Roger Mühl

(1929-2008)

Roger Mühl was born in Geudertheim, Bas-Rhin, at the end of 1929. He entered the Strasbourg School of Decorative Arts in 1939. After the interruption of the war, he resumed his studies in 1945 until 1948.

From then on, he worked as a decorator at the Barabli, a satirical cabaret created in Strasbourg by Germain Muller. He designed murals for schools in the region, notably Ittenheim in 1952, then, at the request of the French Ministry of Education, in other regions of France, in Brittany and Normandy, as well as in Paris (1954-1955). Meanwhile, in 1953, the Maison d’Art alsacienne in Strasbourg offered him his first solo exhibition. The city’s Museum of Modern and Contemporary Art acquired two of his works. In 1954 he moves to Montreux-Château in the Territoire de Belfort.

Roger Mühl is a painter of color. His paintings are preceded by a great deal of drawing work to find the desired relationships between line and mass. He paints portraits, still lifes and, above all, landscapes, in which he translates light with great mastery.

He carries out numerous public commissions in the context of the 1% artistic scheme (set up in 1951), extending his practice to the creation of stained-glass windows and tapestries (at Aubusson, atelier Pinton). He also created decorations for religious buildings, including a Christ engraved in a stone cross for the choir of the Ostheim temple designed by architect René Joseph Schmitt in 1958, and a wrought-iron Christ for the exterior.

In 1960, his work was the subject of a solo show at the Galerie de Paris, which met with great success and led to further exhibitions in Paris and New York, notably at the David Findlay gallery, which remained loyal to him until the end of his career. The artist took up lithography in 1960 at Fernand Mourlot’s famous studio, frequented by some of the 20th century’s greatest artists, including Picasso, Matisse and Chagall. Lithography led him to illustrate books, including Denis Rougemont’s L’Aventure occidentale de l’homme (Monte-Carlo, André Sauret, 1972).
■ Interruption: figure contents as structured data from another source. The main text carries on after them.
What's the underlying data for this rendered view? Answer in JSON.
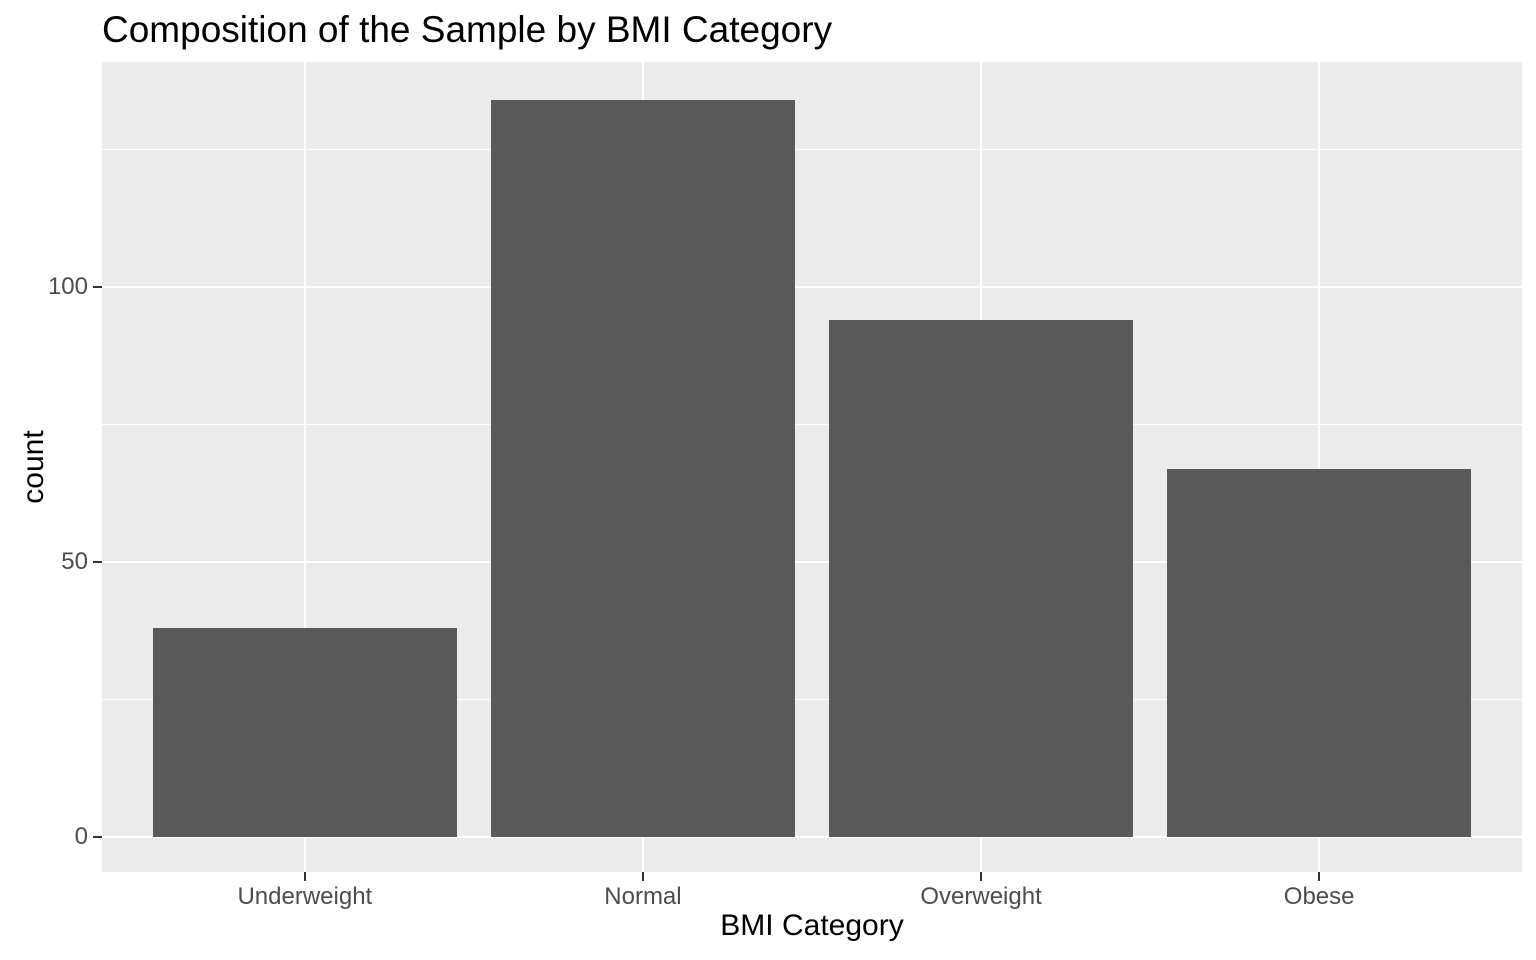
{
  "chart_data": {
    "type": "bar",
    "title": "Composition of the Sample by BMI Category",
    "xlabel": "BMI Category",
    "ylabel": "count",
    "categories": [
      "Underweight",
      "Normal",
      "Overweight",
      "Obese"
    ],
    "values": [
      38,
      134,
      94,
      67
    ],
    "ylim": [
      -6.3,
      140.9
    ],
    "yticks": [
      0,
      50,
      100
    ],
    "ytick_labels": [
      "0",
      "50",
      "100"
    ],
    "yticks_minor": [
      25,
      75,
      125
    ],
    "grid": "major-and-minor-horizontal, major-vertical-at-category-centers",
    "legend_position": "none",
    "colors": {
      "bar_fill": "#595959",
      "panel_background": "#EBEBEB",
      "gridline": "#FFFFFF",
      "tick_mark": "#333333",
      "tick_label": "#4D4D4D",
      "axis_title": "#000000",
      "title": "#000000",
      "figure_background": "#FFFFFF"
    }
  }
}
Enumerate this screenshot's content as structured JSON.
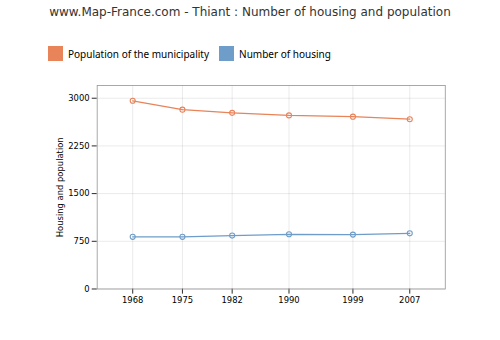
{
  "chart_data": {
    "type": "line",
    "title": "www.Map-France.com - Thiant : Number of housing and population",
    "ylabel": "Housing and population",
    "x": [
      1968,
      1975,
      1982,
      1990,
      1999,
      2007
    ],
    "series": [
      {
        "name": "Population of the municipality",
        "color": "#e8835a",
        "values": [
          2960,
          2820,
          2770,
          2730,
          2710,
          2670
        ]
      },
      {
        "name": "Number of housing",
        "color": "#6e9dc9",
        "values": [
          820,
          820,
          840,
          860,
          855,
          875
        ]
      }
    ],
    "xlim": [
      1963,
      2012
    ],
    "xticks": [
      1968,
      1975,
      1982,
      1990,
      1999,
      2007
    ],
    "ylim": [
      0,
      3200
    ],
    "yticks": [
      0,
      750,
      1500,
      2250,
      3000
    ],
    "grid": true,
    "marker": "circle"
  }
}
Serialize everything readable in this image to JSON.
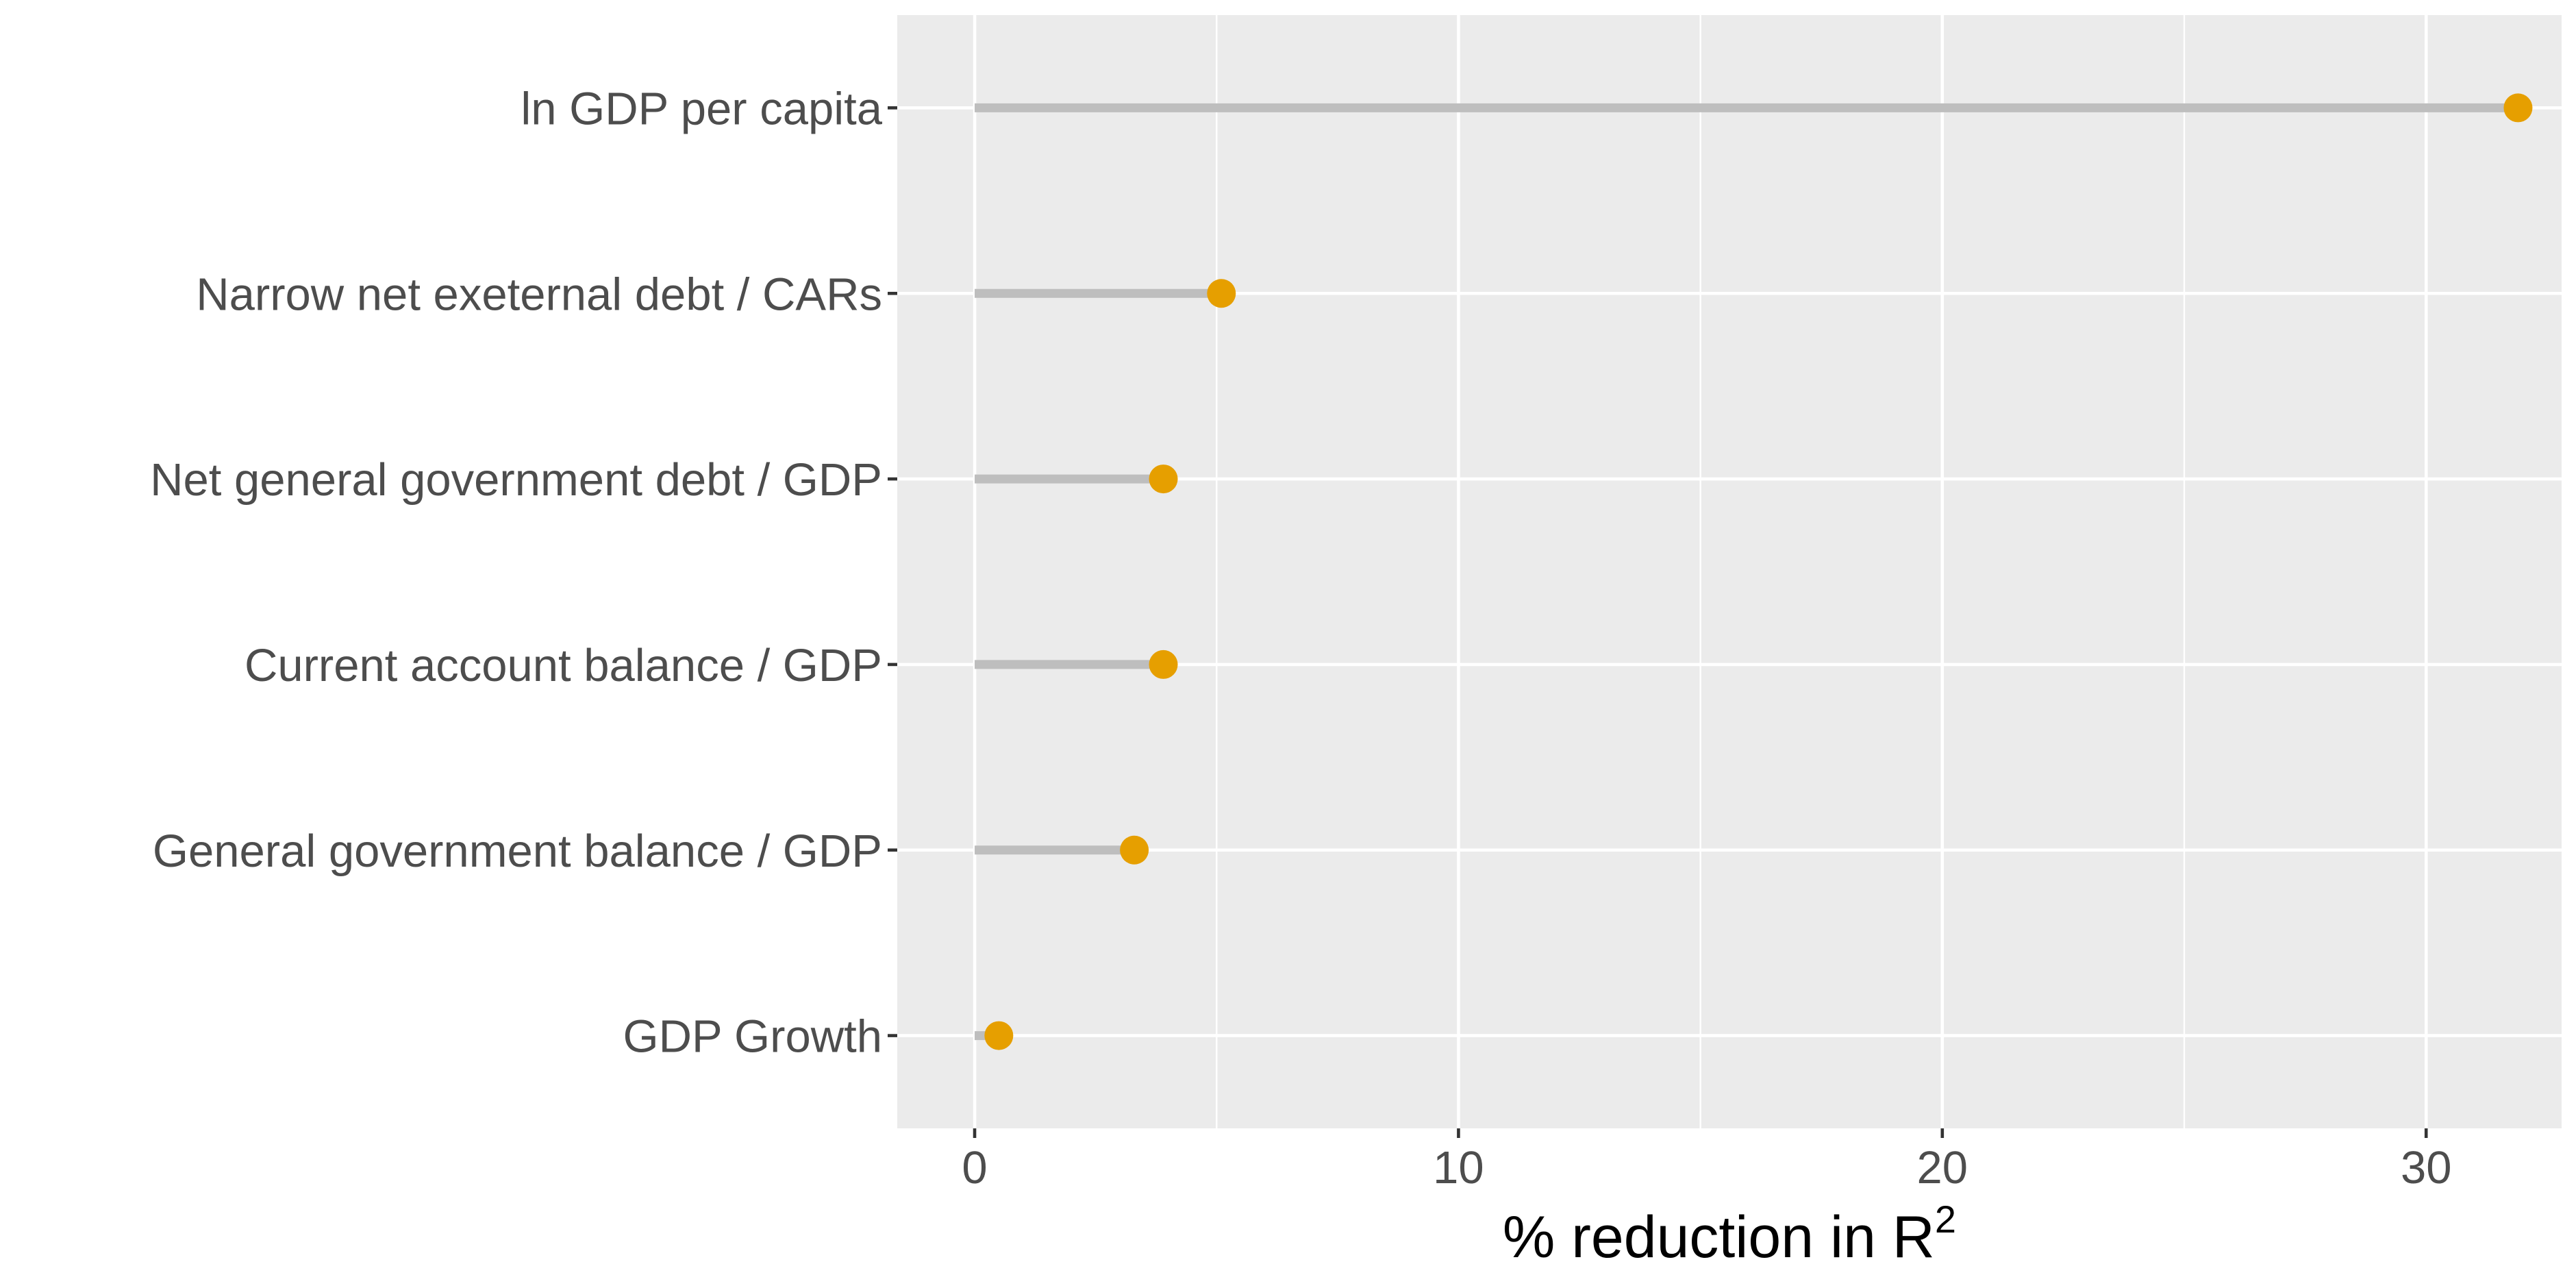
{
  "colors": {
    "panel_bg": "#ebebeb",
    "grid": "#ffffff",
    "stem": "#bebebe",
    "point": "#e69f00",
    "text": "#4d4d4d",
    "tick": "#333333"
  },
  "chart_data": {
    "type": "lollipop",
    "orientation": "horizontal",
    "categories": [
      "ln GDP per capita",
      "Narrow net exeternal debt / CARs",
      "Net general government debt / GDP",
      "Current account balance / GDP",
      "General government balance / GDP",
      "GDP Growth"
    ],
    "values": [
      31.9,
      5.1,
      3.9,
      3.9,
      3.3,
      0.5
    ],
    "xlabel": {
      "base": "% reduction in R",
      "superscript": "2"
    },
    "xlim": [
      -1.6,
      32.8
    ],
    "x_ticks": [
      0,
      10,
      20,
      30
    ],
    "x_tick_labels": [
      "0",
      "10",
      "20",
      "30"
    ],
    "grid": true,
    "legend": "none"
  }
}
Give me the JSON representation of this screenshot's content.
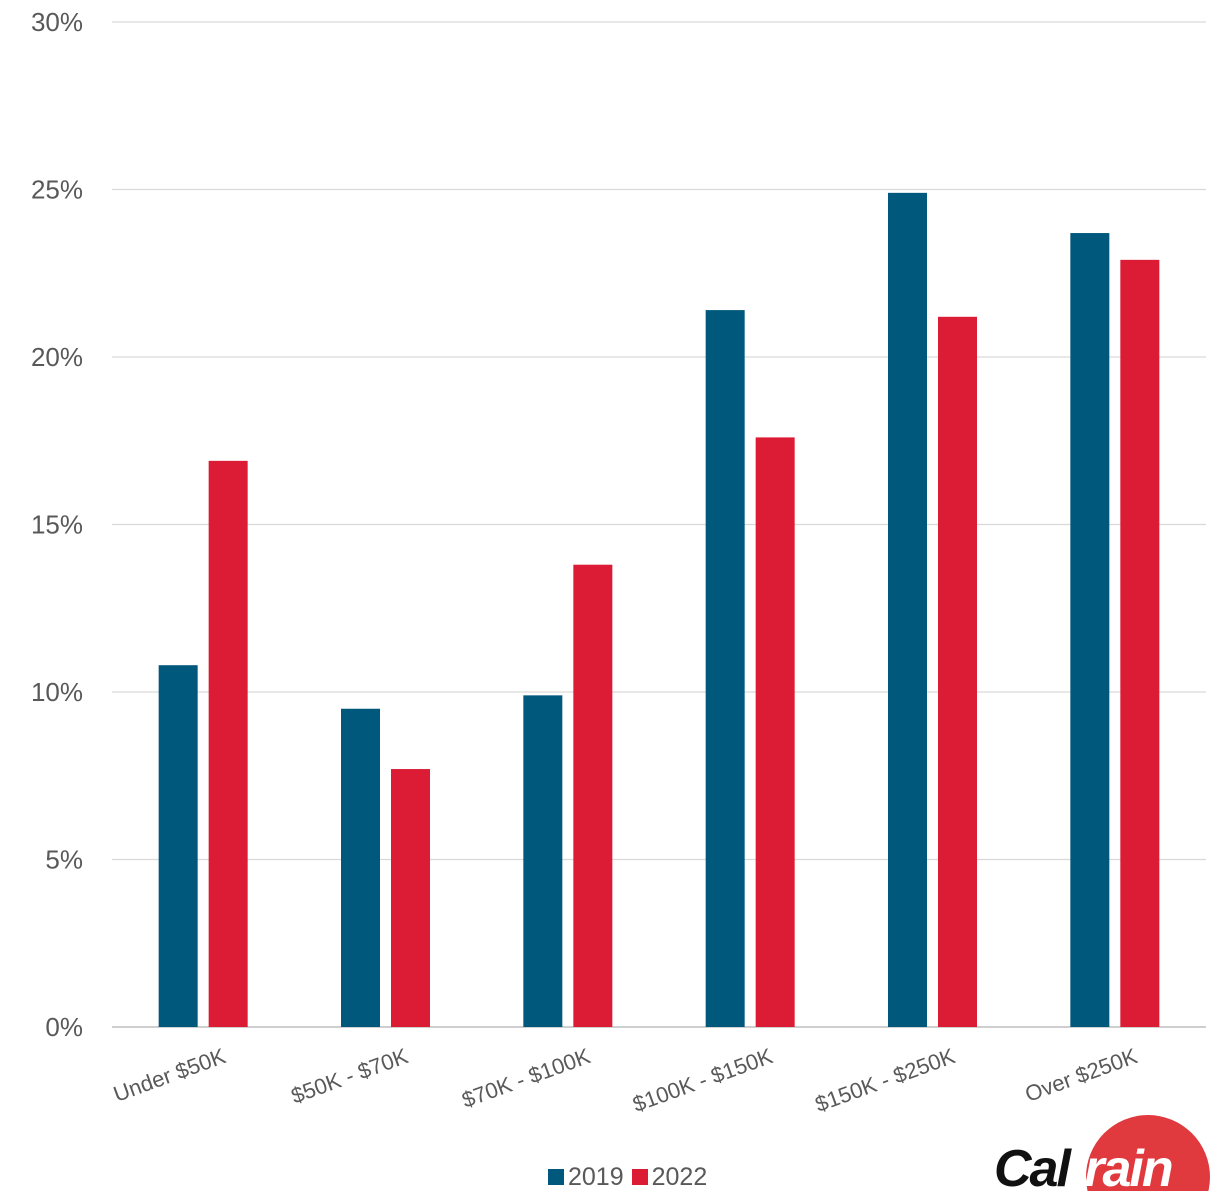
{
  "chart_data": {
    "type": "bar",
    "categories": [
      "Under $50K",
      "$50K - $70K",
      "$70K - $100K",
      "$100K - $150K",
      "$150K - $250K",
      "Over $250K"
    ],
    "series": [
      {
        "name": "2019",
        "color": "#00587c",
        "values": [
          10.8,
          9.5,
          9.9,
          21.4,
          24.9,
          23.7
        ]
      },
      {
        "name": "2022",
        "color": "#dc1b35",
        "values": [
          16.9,
          7.7,
          13.8,
          17.6,
          21.2,
          22.9
        ]
      }
    ],
    "yticks": [
      "0%",
      "5%",
      "10%",
      "15%",
      "20%",
      "25%",
      "30%"
    ],
    "ylim": [
      0,
      30
    ],
    "grid": true,
    "legend": "bottom-center",
    "title": "",
    "xlabel": "",
    "ylabel": ""
  },
  "logo": {
    "part1": "Cal",
    "part2": "train"
  }
}
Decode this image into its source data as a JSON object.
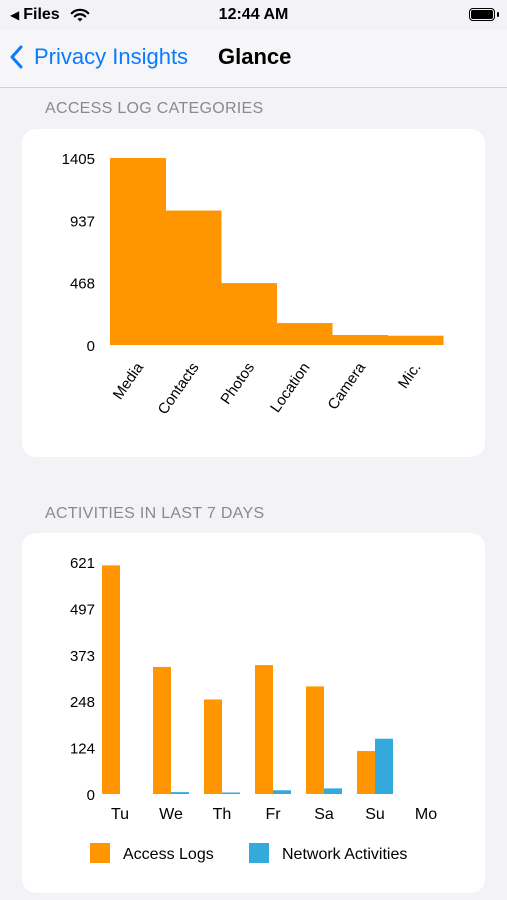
{
  "status_bar": {
    "back_app": "Files",
    "time": "12:44 AM"
  },
  "nav": {
    "back_label": "Privacy Insights",
    "title": "Glance"
  },
  "sections": {
    "categories_header": "ACCESS LOG CATEGORIES",
    "activities_header": "ACTIVITIES IN LAST 7 DAYS"
  },
  "colors": {
    "access_logs": "#ff9500",
    "network_activities": "#34aadc"
  },
  "chart_data": [
    {
      "type": "bar",
      "categories": [
        "Media",
        "Contacts",
        "Photos",
        "Location",
        "Camera",
        "Mic."
      ],
      "values": [
        1405,
        1010,
        465,
        165,
        75,
        70
      ],
      "yticks": [
        "0",
        "468",
        "937",
        "1405"
      ],
      "ylim": [
        0,
        1405
      ]
    },
    {
      "type": "bar",
      "categories": [
        "Tu",
        "We",
        "Th",
        "Fr",
        "Sa",
        "Su",
        "Mo"
      ],
      "series": [
        {
          "name": "Access Logs",
          "values": [
            612,
            340,
            253,
            345,
            288,
            115,
            0
          ]
        },
        {
          "name": "Network Activities",
          "values": [
            0,
            5,
            3,
            10,
            15,
            148,
            0
          ]
        }
      ],
      "yticks": [
        "0",
        "124",
        "248",
        "373",
        "497",
        "621"
      ],
      "ylim": [
        0,
        621
      ]
    }
  ]
}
In 1965, he left the east of France for the light. He settled in Grasse, then ten years later in Mougins, where Picasso lived until his death in April 1973. The Art Center Hall in Tokyo hosted an exhibition of his work in 1987. The following year, a major retrospective of his work was held in Belfort. The Charpentier gallery in Paris associated him with several exhibitions of the École de Paris.